To introduce our series, I would like to turn your attention to one such puzzling incident. It concerns the quintessential schemer we know as Jacob. His experience happened when he was alone, at night, and is described as a man wrestling with him till daybreak. Now it is not clear whether Jacob experienced this as a dream, while he was sleeping, or a physical presence while he was awake; what is clear is that Jacob experienced a night of wrestling, struggle and turmoil. Straight away, you are with him, in that you will have had such nights.
His opponent is described as a man – a man who would not give his name. As part of the narrative, the opponent is identified as a man or men and God.
There are some paradoxical moments in the account, as you would expect. It appears that the man could not overpower Jacob. Indeed, Jacob (who would have to have been the source of the story) reports that the verdict was that he had overcome. Clearly, no human could overcome or overpower God; Jacob himself wonders that he came out of this alive.
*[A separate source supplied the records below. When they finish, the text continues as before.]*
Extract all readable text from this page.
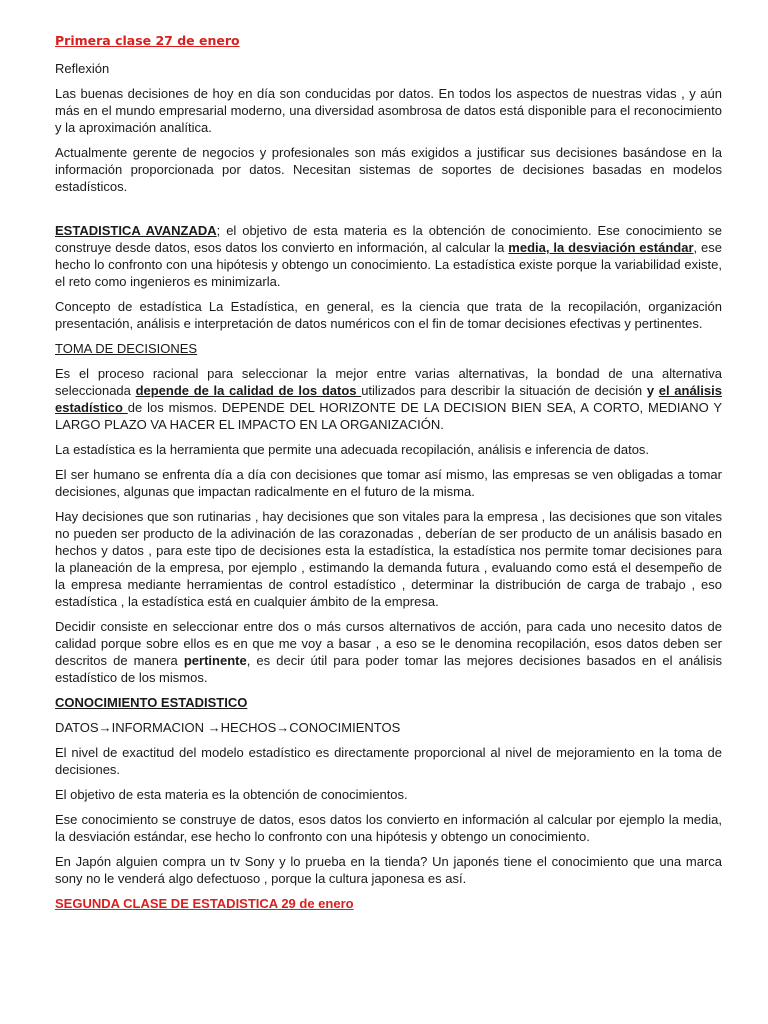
Primera clase 27 de enero

Reflexión

Las buenas decisiones de hoy en día son conducidas por datos. En todos los aspectos de nuestras vidas , y aún más en el mundo empresarial moderno, una diversidad asombrosa de datos está disponible para el reconocimiento y la aproximación analítica.

Actualmente gerente de negocios y profesionales son más exigidos a justificar sus decisiones basándose en la información proporcionada por datos. Necesitan sistemas de soportes de decisiones basadas en modelos estadísticos.

ESTADISTICA AVANZADA; el objetivo de esta materia es la obtención de conocimiento. Ese conocimiento se construye desde datos, esos datos los convierto en información, al calcular la media, la desviación estándar, ese hecho lo confronto con una hipótesis y obtengo un conocimiento. La estadística existe porque la variabilidad existe, el reto como ingenieros es minimizarla.

Concepto de estadística La Estadística, en general, es la ciencia que trata de la recopilación, organización presentación, análisis e interpretación de datos numéricos con el fin de tomar decisiones efectivas y pertinentes.

TOMA DE DECISIONES

Es el proceso racional para seleccionar la mejor entre varias alternativas, la bondad de una alternativa seleccionada depende de la calidad de los datos utilizados para describir la situación de decisión y el análisis estadístico de los mismos. DEPENDE DEL HORIZONTE DE LA DECISION BIEN SEA, A CORTO, MEDIANO Y LARGO PLAZO VA HACER EL IMPACTO EN LA ORGANIZACIÓN.

La estadística es la herramienta que permite una adecuada recopilación, análisis e inferencia de datos.

El ser humano se enfrenta día a día con decisiones que tomar así mismo, las empresas se ven obligadas a tomar decisiones, algunas que impactan radicalmente en el futuro de la misma.

Hay decisiones que son rutinarias , hay decisiones que son vitales para la empresa , las decisiones que son vitales no pueden ser producto de la adivinación de las corazonadas , deberían de ser producto de un análisis basado en hechos y datos , para este tipo de decisiones esta la estadística, la estadística nos permite tomar decisiones para la planeación de la empresa, por ejemplo , estimando la demanda futura , evaluando como está el desempeño de la empresa mediante herramientas de control estadístico , determinar la distribución de carga de trabajo , eso estadística , la estadística está en cualquier ámbito de la empresa.

Decidir consiste en seleccionar entre dos o más cursos alternativos de acción, para cada uno necesito datos de calidad porque sobre ellos es en que me voy a basar , a eso se le denomina recopilación, esos datos deben ser descritos de manera pertinente, es decir útil para poder tomar las mejores decisiones basados en el análisis estadístico de los mismos.

CONOCIMIENTO ESTADISTICO

DATOS→INFORMACION →HECHOS→CONOCIMIENTOS

El nivel de exactitud del modelo estadístico es directamente proporcional al nivel de mejoramiento en la toma de decisiones.

El objetivo de esta materia es la obtención de conocimientos.

Ese conocimiento se construye de datos, esos datos los convierto en información al calcular por ejemplo la media, la desviación estándar, ese hecho lo confronto con una hipótesis y obtengo un conocimiento.

En Japón alguien compra un tv Sony y lo prueba en la tienda? Un japonés tiene el conocimiento que una marca sony no le venderá algo defectuoso , porque la cultura japonesa es así.

SEGUNDA CLASE DE ESTADISTICA 29 de enero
Somehow, then, God met Jacob in the night-time struggle, which resulted in three changes in Him: his name was changed from ‘heel or leg puller’ to ‘perseverer of God’, he was blessed and, thirdly; he was caused to walk with a limp.
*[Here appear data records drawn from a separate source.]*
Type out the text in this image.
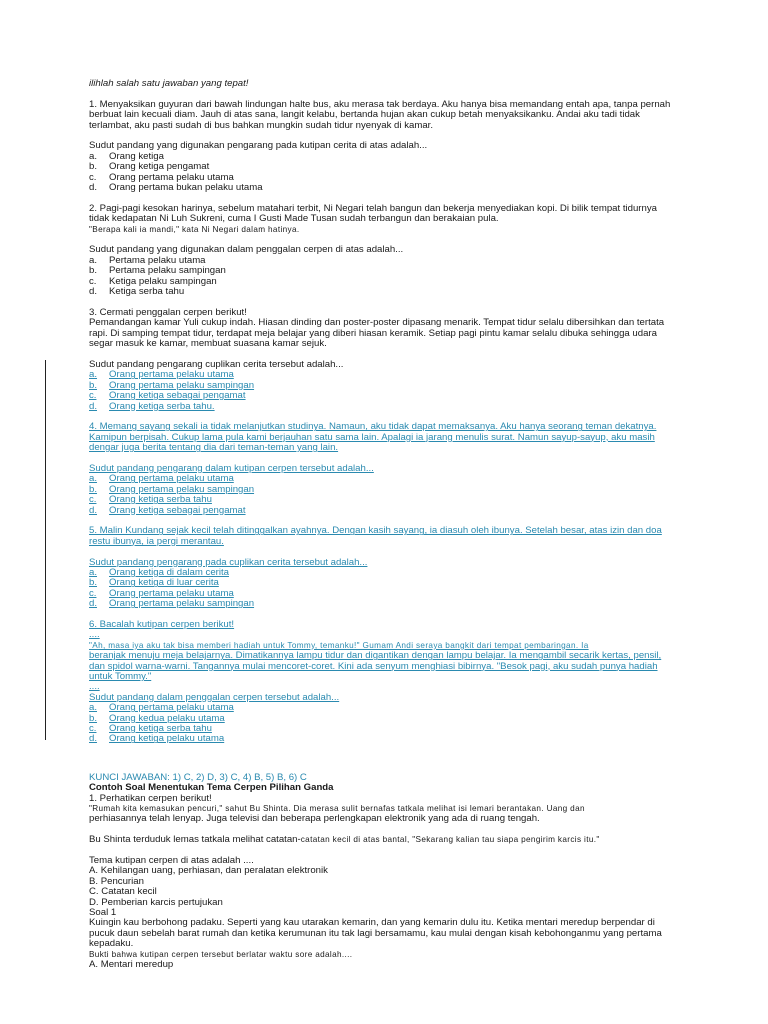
ilihlah salah satu jawaban yang tepat!

1. Menyaksikan guyuran dari bawah lindungan halte bus, aku merasa tak berdaya. Aku hanya bisa memandang entah apa, tanpa pernah berbuat lain kecuali diam. Jauh di atas sana, langit kelabu, bertanda hujan akan cukup betah menyaksikanku. Andai aku tadi tidak terlambat, aku pasti sudah di bus bahkan mungkin sudah tidur nyenyak di kamar.

Sudut pandang yang digunakan pengarang pada kutipan cerita di atas adalah...

a.	Orang ketiga
b.	Orang ketiga pengamat
c.	Orang pertama pelaku utama
d.	Orang pertama bukan pelaku utama

2. Pagi-pagi kesokan harinya, sebelum matahari terbit, Ni Negari telah bangun dan bekerja menyediakan kopi. Di bilik tempat tidurnya tidak kedapatan Ni Luh Sukreni, cuma I Gusti Made Tusan sudah terbangun dan berakaian pula.

"Berapa kali ia mandi," kata Ni Negari dalam hatinya.

Sudut pandang yang digunakan dalam penggalan cerpen di atas adalah...

a.	Pertama pelaku utama
b.	Pertama pelaku sampingan
c.	Ketiga pelaku sampingan
d.	Ketiga serba tahu

3. Cermati penggalan cerpen berikut!

Pemandangan kamar Yuli cukup indah. Hiasan dinding dan poster-poster dipasang menarik. Tempat tidur selalu dibersihkan dan tertata rapi. Di samping tempat tidur, terdapat meja belajar yang diberi hiasan keramik. Setiap pagi pintu kamar selalu dibuka sehingga udara segar masuk ke kamar, membuat suasana kamar sejuk.

Sudut pandang pengarang cuplikan cerita tersebut adalah...

a.	Orang pertama pelaku utama
b.	Orang pertama pelaku sampingan
c.	Orang ketiga sebagai pengamat
d.	Orang ketiga serba tahu.

4. Memang sayang sekali ia tidak melanjutkan studinya. Namaun, aku tidak dapat memaksanya. Aku hanya seorang teman dekatnya. Kamipun berpisah. Cukup lama pula kami berjauhan satu sama lain. Apalagi ia jarang menulis surat. Namun sayup-sayup, aku masih dengar juga berita tentang dia dari teman-teman yang lain.

Sudut pandang pengarang dalam kutipan cerpen tersebut adalah...

a.	Orang pertama pelaku utama
b.	Orang pertama pelaku sampingan
c.	Orang ketiga serba tahu
d.	Orang ketiga sebagai pengamat

5. Malin Kundang sejak kecil telah ditinggalkan ayahnya. Dengan kasih sayang, ia diasuh oleh ibunya. Setelah besar, atas izin dan doa restu ibunya, ia pergi merantau.

Sudut pandang pengarang pada cuplikan cerita tersebut adalah...

a.	Orang ketiga di dalam cerita
b.	Orang ketiga di luar cerita
c.	Orang pertama pelaku utama
d.	Orang pertama pelaku sampingan

6. Bacalah kutipan cerpen berikut!

....

"Ah, masa iya aku tak bisa memberi hadiah untuk Tommy, temanku!" Gumam Andi seraya bangkit dari tempat pembaringan. Ia

beranjak menuju meja belajarnya. Dimatikannya lampu tidur dan digantikan dengan lampu belajar. Ia mengambil secarik kertas, pensil, dan spidol warna-warni. Tangannya mulai mencoret-coret. Kini ada senyum menghiasi bibirnya. "Besok pagi, aku sudah punya hadiah untuk Tommy."

....

Sudut pandang dalam penggalan cerpen tersebut adalah...

a.	Orang pertama pelaku utama
b.	Orang kedua pelaku utama
c.	Orang ketiga serba tahu
d.	Orang ketiga pelaku utama

KUNCI JAWABAN: 1) C, 2) D, 3) C, 4) B, 5) B, 6) C

Contoh Soal Menentukan Tema Cerpen Pilihan Ganda

1. Perhatikan cerpen berikut!

"Rumah kita kemasukan pencuri," sahut Bu Shinta. Dia merasa sulit bernafas tatkala melihat isi lemari berantakan. Uang dan

perhiasannya telah lenyap. Juga televisi dan beberapa perlengkapan elektronik yang ada di ruang tengah.

Bu Shinta terduduk lemas tatkala melihat catatan-catatan kecil di atas bantal, "Sekarang kalian tau siapa pengirim karcis itu."

Tema kutipan cerpen di atas adalah ....

A. Kehilangan uang, perhiasan, dan peralatan elektronik
B. Pencurian
C. Catatan kecil
D. Pemberian karcis pertujukan

Soal 1

Kuingin kau berbohong padaku. Seperti yang kau utarakan kemarin, dan yang kemarin dulu itu. Ketika mentari meredup berpendar di pucuk daun sebelah barat rumah dan ketika kerumunan itu tak lagi bersamamu, kau mulai dengan kisah kebohonganmu yang pertama kepadaku.

Bukti bahwa kutipan cerpen tersebut berlatar waktu sore adalah....

A. Mentari meredup
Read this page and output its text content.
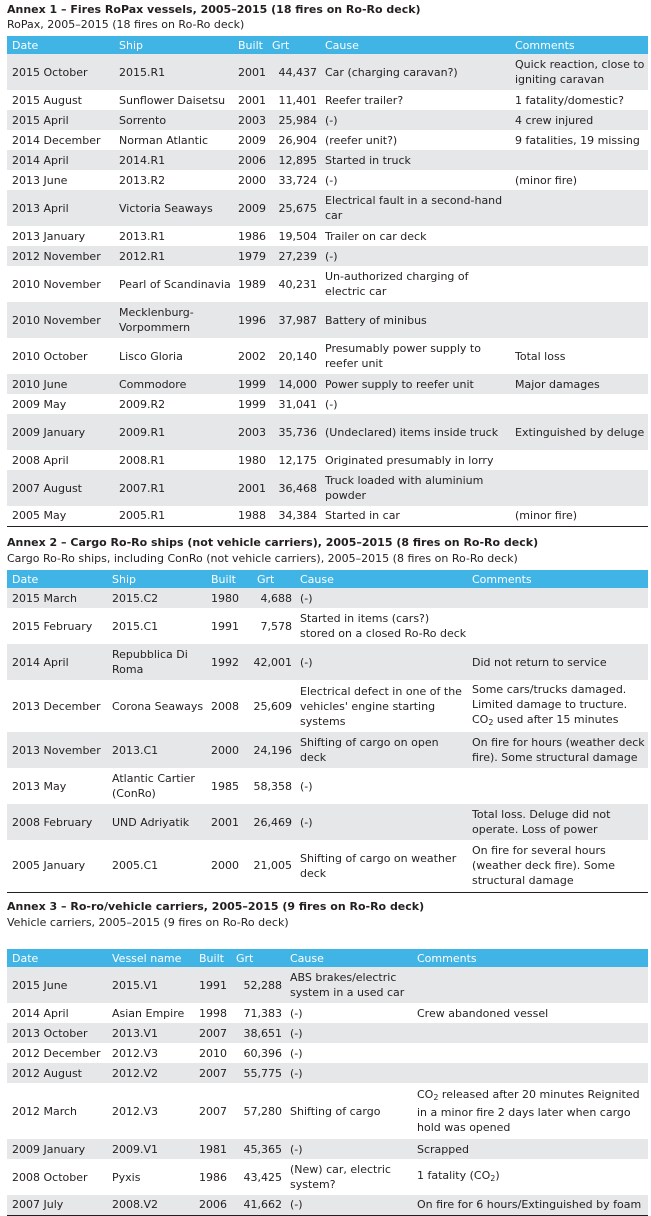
Annex 1 – Fires RoPax vessels, 2005–2015 (18 fires on Ro-Ro deck)
RoPax, 2005–2015 (18 fires on Ro-Ro deck)
Date	Ship	Built	Grt	Cause	Comments
2015 October	2015.R1	2001	44,437	Car (charging caravan?)	Quick reaction, close to igniting caravan
2015 August	Sunflower Daisetsu	2001	11,401	Reefer trailer?	1 fatality/domestic?
2015 April	Sorrento	2003	25,984	(-)	4 crew injured
2014 December	Norman Atlantic	2009	26,904	(reefer unit?)	9 fatalities, 19 missing
2014 April	2014.R1	2006	12,895	Started in truck	
2013 June	2013.R2	2000	33,724	(-)	(minor fire)
2013 April	Victoria Seaways	2009	25,675	Electrical fault in a second-hand car	
2013 January	2013.R1	1986	19,504	Trailer on car deck	
2012 November	2012.R1	1979	27,239	(-)	
2010 November	Pearl of Scandinavia	1989	40,231	Un-authorized charging of electric car	
2010 November	Mecklenburg-Vorpommern	1996	37,987	Battery of minibus	
2010 October	Lisco Gloria	2002	20,140	Presumably power supply to reefer unit	Total loss
2010 June	Commodore	1999	14,000	Power supply to reefer unit	Major damages
2009 May	2009.R2	1999	31,041	(-)	
2009 January	2009.R1	2003	35,736	(Undeclared) items inside truck	Extinguished by deluge
2008 April	2008.R1	1980	12,175	Originated presumably in lorry	
2007 August	2007.R1	2001	36,468	Truck loaded with aluminium powder	
2005 May	2005.R1	1988	34,384	Started in car	(minor fire)
Annex 2 – Cargo Ro-Ro ships (not vehicle carriers), 2005–2015 (8 fires on Ro-Ro deck)
Cargo Ro-Ro ships, including ConRo (not vehicle carriers), 2005–2015 (8 fires on Ro-Ro deck)
Date	Ship	Built	Grt	Cause	Comments
2015 March	2015.C2	1980	4,688	(-)	
2015 February	2015.C1	1991	7,578	Started in items (cars?) stored on a closed Ro-Ro deck	
2014 April	Repubblica Di Roma	1992	42,001	(-)	Did not return to service
2013 December	Corona Seaways	2008	25,609	Electrical defect in one of the vehicles' engine starting systems	Some cars/trucks damaged. Limited damage to tructure. CO2 used after 15 minutes
2013 November	2013.C1	2000	24,196	Shifting of cargo on open deck	On fire for hours (weather deck fire). Some structural damage
2013 May	Atlantic Cartier (ConRo)	1985	58,358	(-)	
2008 February	UND Adriyatik	2001	26,469	(-)	Total loss. Deluge did not operate. Loss of power
2005 January	2005.C1	2000	21,005	Shifting of cargo on weather deck	On fire for several hours (weather deck fire). Some structural damage
Annex 3 – Ro-ro/vehicle carriers, 2005–2015 (9 fires on Ro-Ro deck)
Vehicle carriers, 2005–2015 (9 fires on Ro-Ro deck)
Date	Vessel name	Built	Grt	Cause	Comments
2015 June	2015.V1	1991	52,288	ABS brakes/electric system in a used car	
2014 April	Asian Empire	1998	71,383	(-)	Crew abandoned vessel
2013 October	2013.V1	2007	38,651	(-)	
2012 December	2012.V3	2010	60,396	(-)	
2012 August	2012.V2	2007	55,775	(-)	
2012 March	2012.V3	2007	57,280	Shifting of cargo	CO2 released after 20 minutes Reignited in a minor fire 2 days later when cargo hold was opened
2009 January	2009.V1	1981	45,365	(-)	Scrapped
2008 October	Pyxis	1986	43,425	(New) car, electric system?	1 fatality (CO2)
2007 July	2008.V2	2006	41,662	(-)	On fire for 6 hours/Extinguished by foam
This all night struggle had a profound impact on Jacob’s life. It refocused his complex energy away from manipulation, deception and scheming to seeking out God’s mind and ways; it also left him slightly disabled.
This is a good place to start looking at the ‘in between sleep and awake’ phenomenon. For I would suggest to you that this story is left for you to show you that you are very likely to have this kind of appointment in your twilight zone. It may, like Jacob’s, be a one night experience; it may be a recurring experience, but either way it seems there is spiritual rite of passage, which is common to many.
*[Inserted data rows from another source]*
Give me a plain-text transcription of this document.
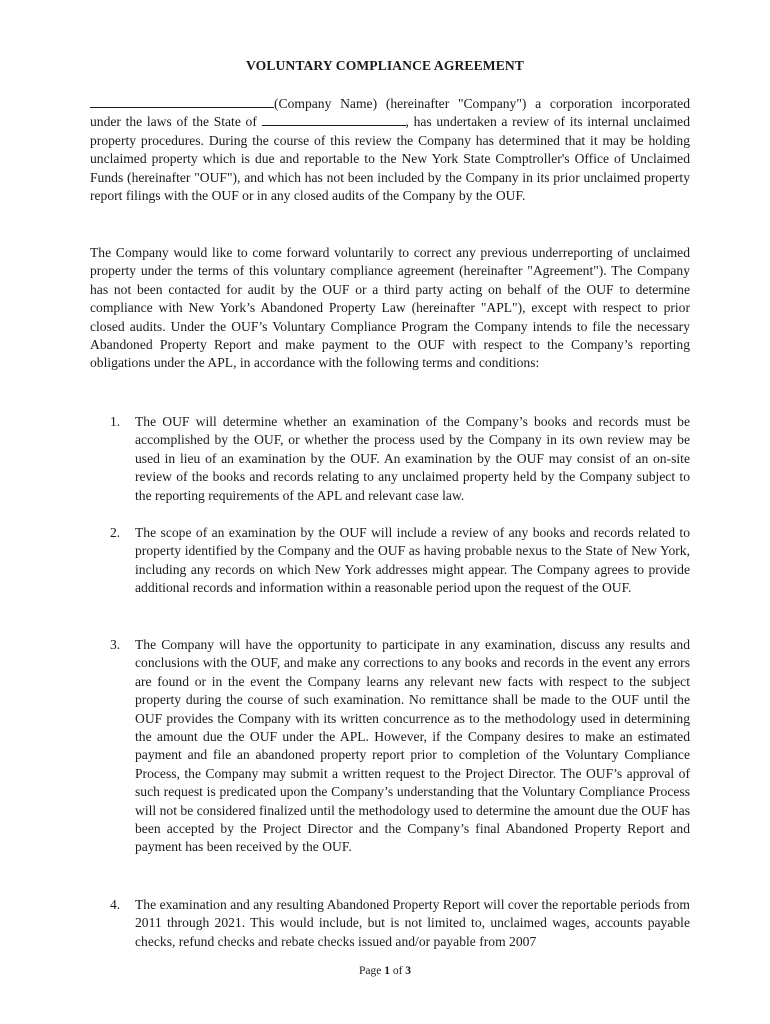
VOLUNTARY COMPLIANCE AGREEMENT

(Company Name) (hereinafter "Company") a corporation incorporated under the laws of the State of	, has undertaken a review of its internal unclaimed property procedures. During the course of this review the Company has determined that it may be holding unclaimed property which is due and reportable to the New York State Comptroller's Office of Unclaimed Funds (hereinafter "OUF"), and which has not been included by the Company in its prior unclaimed property report filings with the OUF or in any closed audits of the Company by the OUF.

The Company would like to come forward voluntarily to correct any previous underreporting of unclaimed property under the terms of this voluntary compliance agreement (hereinafter "Agreement"). The Company has not been contacted for audit by the OUF or a third party acting on behalf of the OUF to determine compliance with New York’s Abandoned Property Law (hereinafter "APL"), except with respect to prior closed audits. Under the OUF’s Voluntary Compliance Program the Company intends to file the necessary Abandoned Property Report and make payment to the OUF with respect to the Company’s reporting obligations under the APL, in accordance with the following terms and conditions:

1. The OUF will determine whether an examination of the Company’s books and records must be accomplished by the OUF, or whether the process used by the Company in its own review may be used in lieu of an examination by the OUF. An examination by the OUF may consist of an on-site review of the books and records relating to any unclaimed property held by the Company subject to the reporting requirements of the APL and relevant case law.

2. The scope of an examination by the OUF will include a review of any books and records related to property identified by the Company and the OUF as having probable nexus to the State of New York, including any records on which New York addresses might appear. The Company agrees to provide additional records and information within a reasonable period upon the request of the OUF.

3. The Company will have the opportunity to participate in any examination, discuss any results and conclusions with the OUF, and make any corrections to any books and records in the event any errors are found or in the event the Company learns any relevant new facts with respect to the subject property during the course of such examination. No remittance shall be made to the OUF until the OUF provides the Company with its written concurrence as to the methodology used in determining the amount due the OUF under the APL. However, if the Company desires to make an estimated payment and file an abandoned property report prior to completion of the Voluntary Compliance Process, the Company may submit a written request to the Project Director. The OUF’s approval of such request is predicated upon the Company’s understanding that the Voluntary Compliance Process will not be considered finalized until the methodology used to determine the amount due the OUF has been accepted by the Project Director and the Company’s final Abandoned Property Report and payment has been received by the OUF.

4. The examination and any resulting Abandoned Property Report will cover the reportable periods from 2011 through 2021. This would include, but is not limited to, unclaimed wages, accounts payable checks, refund checks and rebate checks issued and/or payable from 2007

Page 1 of 3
Perhaps you have been working in a manipulative, scheming way – not necessarily fully aware that you have been doing so. Perhaps you have been holding onto human heels and pulling legs, strings, or fast ones for too long.
It is likely that a wrestling match will turn up and a profound change will be the result. Jacob clearly wrestled with a mystical man, his own manhood in general and behind it all, God himself.
My suggestion to you is that God meets us in such mystical experiences quite deliberately and his aim is to bless, not destroy. As the biblical narratives unfold, you will see that this, far from being rare, is a remarkably frequent experience. You do tend to limp a bit afterwards and that makes us more human – which is the point.
22 That night Jacob got up and took his two wives, his two maidservants and his eleven sons and crossed the ford of the Jabbok. 23 After he had sent them across the stream, he sent over all his possessions. 24 So Jacob was left alone, and a man wrestled with him till daybreak. 25 When the man saw that he could not overpower him, he touched the socket of Jacob’s hip so that his hip was wrenched as he wrestled with the man. 26 Then the man said, “Let me go, for it is daybreak.” But Jacob replied, “I will not let you go unless you bless me.” 27 The man asked him, “What is your name?””Jacob,” he answered. 28 Then the man said, “Your name will no longer be Jacob, but Israel, because you have struggled with God and with men and have overcome.” 29 Jacob said, “Please tell me your name.” But he replied, “Why do you ask my name?” Then he blessed him there. 30 So Jacob called the place Peniel, saying, “It is because I saw God face to face, and yet my life was spared.” 31 The sun rose above him as he passed Peniel, and he was limping because of his hip. 32 Therefore to this day the Israelites do not eat the tendon attached to the socket of the hip, because the socket of Jacob’s hip was touched near the tendon.